L'azzurra sorrise felice e colse qualche margherita colorata per intrecciare un bracciale da regalare alla sua amica. Annusò felice il profumo dei fiori quando un'ombra scura calò sopra di lei. Pensò che si trattasse di una nuvola e non si voltò fino a quando non sentì l'urlo di Nami.
Si voltò spaventata e vide l'altra bambina che si dimenava mentre una figura interamente vestita di nero la stava mettendo all'interno di un grande sacco nero. La piccola poteva vedere le gambe e le braccia della rossa che si agitavano dal suo interno e una forte paura si impossessò di lei.

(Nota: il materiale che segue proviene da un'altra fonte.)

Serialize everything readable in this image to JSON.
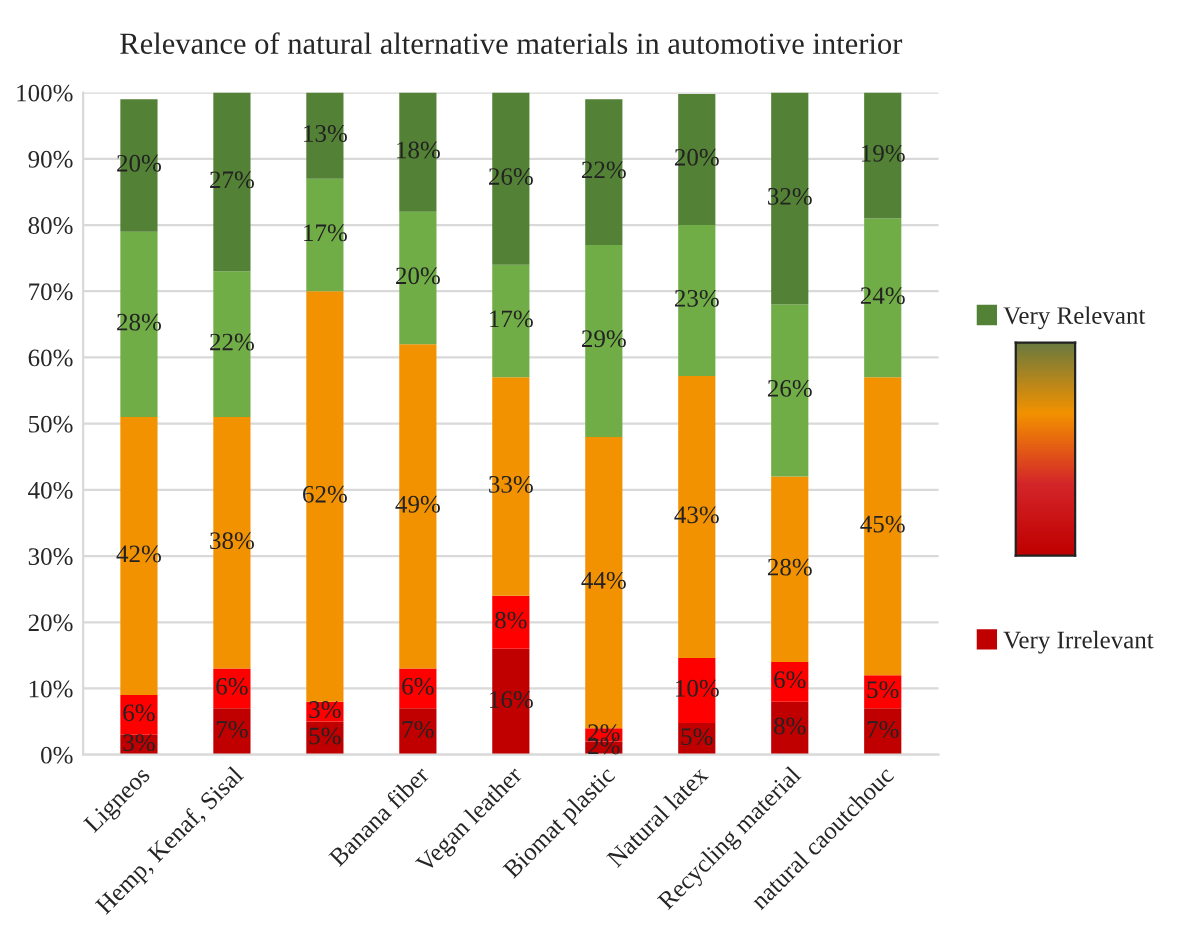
{
  "chart_data": {
    "type": "bar",
    "stacked": true,
    "title": "Relevance of natural alternative materials in automotive interior",
    "categories": [
      "Ligneos",
      "Hemp, Kenaf, Sisal",
      null,
      "Banana fiber",
      "Vegan leather",
      "Biomat plastic",
      "Natural latex",
      "Recycling material",
      "natural caoutchouc"
    ],
    "series": [
      {
        "name": "Very Irrelevant",
        "color": "#c00000",
        "values": [
          3,
          7,
          5,
          7,
          16,
          2,
          4.8,
          8,
          7
        ],
        "value_labels": [
          "3%",
          "7%",
          "5%",
          "7%",
          "16%",
          "2%",
          "5%",
          "8%",
          "7%"
        ]
      },
      {
        "color": "#ff0000",
        "values": [
          6,
          6,
          3,
          6,
          8,
          2,
          9.8,
          6,
          5
        ],
        "value_labels": [
          "6%",
          "6%",
          "3%",
          "6%",
          "8%",
          "2%",
          "10%",
          "6%",
          "5%"
        ]
      },
      {
        "color": "#f39200",
        "values": [
          42,
          38,
          62,
          49,
          33,
          44,
          42.6,
          28,
          45
        ],
        "value_labels": [
          "42%",
          "38%",
          "62%",
          "49%",
          "33%",
          "44%",
          "43%",
          "28%",
          "45%"
        ]
      },
      {
        "color": "#70ad47",
        "values": [
          28,
          22,
          17,
          20,
          17,
          29,
          22.8,
          26,
          24
        ],
        "value_labels": [
          "28%",
          "22%",
          "17%",
          "20%",
          "17%",
          "29%",
          "23%",
          "26%",
          "24%"
        ]
      },
      {
        "name": "Very Relevant",
        "color": "#538135",
        "values": [
          20,
          27,
          13,
          18,
          26,
          22,
          19.8,
          32,
          19
        ],
        "value_labels": [
          "20%",
          "27%",
          "13%",
          "18%",
          "26%",
          "22%",
          "20%",
          "32%",
          "19%"
        ]
      }
    ],
    "ylim": [
      0,
      100
    ],
    "yticks": [
      {
        "value": 0,
        "label": "0%"
      },
      {
        "value": 10,
        "label": "10%"
      },
      {
        "value": 20,
        "label": "20%"
      },
      {
        "value": 30,
        "label": "30%"
      },
      {
        "value": 40,
        "label": "40%"
      },
      {
        "value": 50,
        "label": "50%"
      },
      {
        "value": 60,
        "label": "60%"
      },
      {
        "value": 70,
        "label": "70%"
      },
      {
        "value": 80,
        "label": "80%"
      },
      {
        "value": 90,
        "label": "90%"
      },
      {
        "value": 100,
        "label": "100%"
      }
    ],
    "grid": "y",
    "legend": "right"
  }
}
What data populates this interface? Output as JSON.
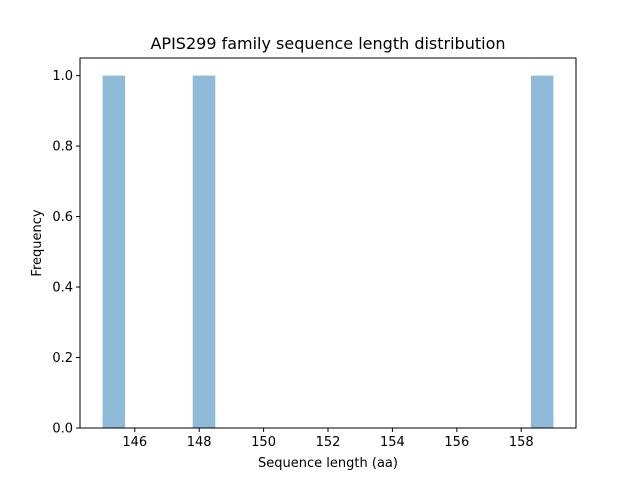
{
  "chart_data": {
    "type": "bar",
    "title": "APIS299 family sequence length distribution",
    "xlabel": "Sequence length (aa)",
    "ylabel": "Frequency",
    "bins": [
      {
        "start": 145.0,
        "end": 145.7,
        "count": 1
      },
      {
        "start": 147.8,
        "end": 148.5,
        "count": 1
      },
      {
        "start": 158.3,
        "end": 159.0,
        "count": 1
      }
    ],
    "xlim": [
      144.3,
      159.7
    ],
    "ylim": [
      0,
      1.05
    ],
    "xticks": [
      "146",
      "148",
      "150",
      "152",
      "154",
      "156",
      "158"
    ],
    "yticks": [
      "0.0",
      "0.2",
      "0.4",
      "0.6",
      "0.8",
      "1.0"
    ],
    "grid": false,
    "bar_color": "#8fbbd9"
  }
}
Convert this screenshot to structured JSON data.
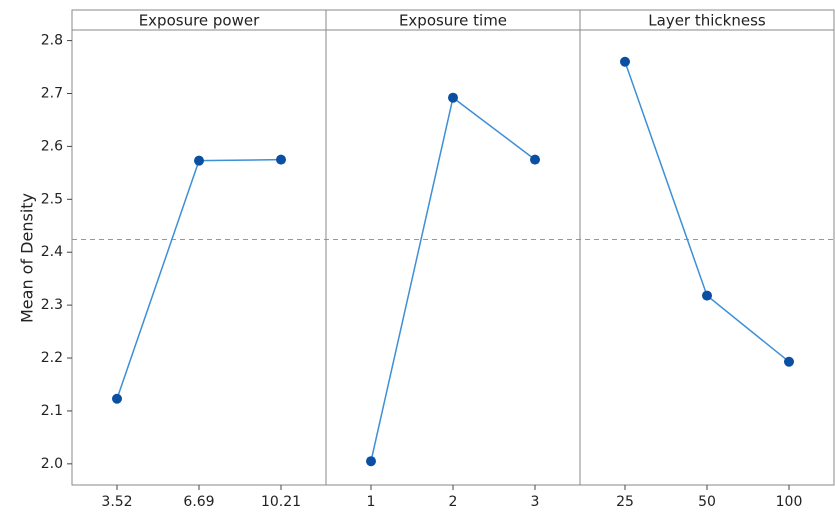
{
  "chart_data": {
    "type": "line",
    "y_label": "Mean of Density",
    "ylim": [
      1.96,
      2.82
    ],
    "yticks": [
      2.0,
      2.1,
      2.2,
      2.3,
      2.4,
      2.5,
      2.6,
      2.7,
      2.8
    ],
    "yticks_labels": [
      "2.0",
      "2.1",
      "2.2",
      "2.3",
      "2.4",
      "2.5",
      "2.6",
      "2.7",
      "2.8"
    ],
    "reference_line": 2.424,
    "line_color": "#3d8fd6",
    "marker_color": "#0b4fa3",
    "panels": [
      {
        "title": "Exposure power",
        "categories": [
          "3.52",
          "6.69",
          "10.21"
        ],
        "values": [
          2.123,
          2.573,
          2.575
        ]
      },
      {
        "title": "Exposure time",
        "categories": [
          "1",
          "2",
          "3"
        ],
        "values": [
          2.005,
          2.692,
          2.575
        ]
      },
      {
        "title": "Layer thickness",
        "categories": [
          "25",
          "50",
          "100"
        ],
        "values": [
          2.76,
          2.318,
          2.193
        ]
      }
    ]
  }
}
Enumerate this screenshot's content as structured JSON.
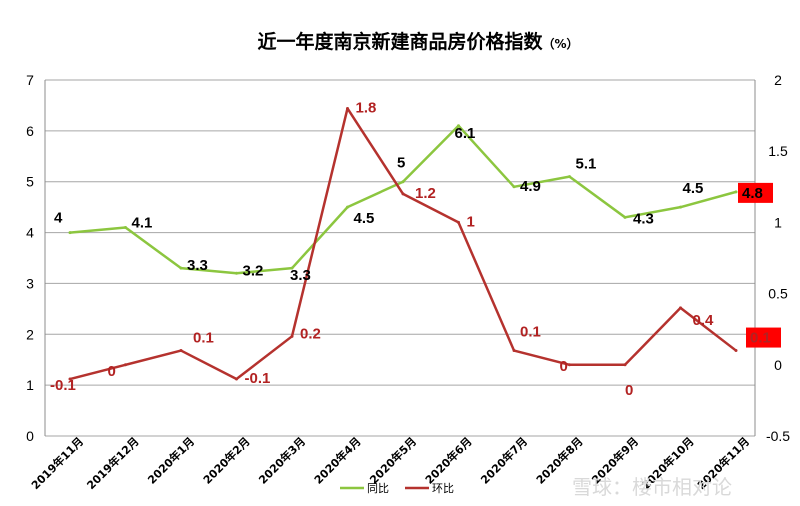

-Chi siete? Cosa volete? Lasciate andare Nami!- disse prendendo una pietra e scagliandola contro la gamba del secondo uomo vestito di nero che si stava avvicinando con fare minaccioso a lei.
-Sta' zitta e non ti verrà fatto alcun male. Urla o prova a scappare e ti uccidiamo, mocciosa!- le disse con una voce cavernosa che Bibi non riconobbe. Tra le grandi mani guantate teneva una fucile puntato proprio su di lei e la bambina non seppe cosa fare.
Non era così coraggiosa da tentare di affrontare i due uomini da sola, anche perché non avrebbe avuto alcuna speranza, e non voleva che facessero del male a Nami per colpa sua, così lasciò cadere la pietra.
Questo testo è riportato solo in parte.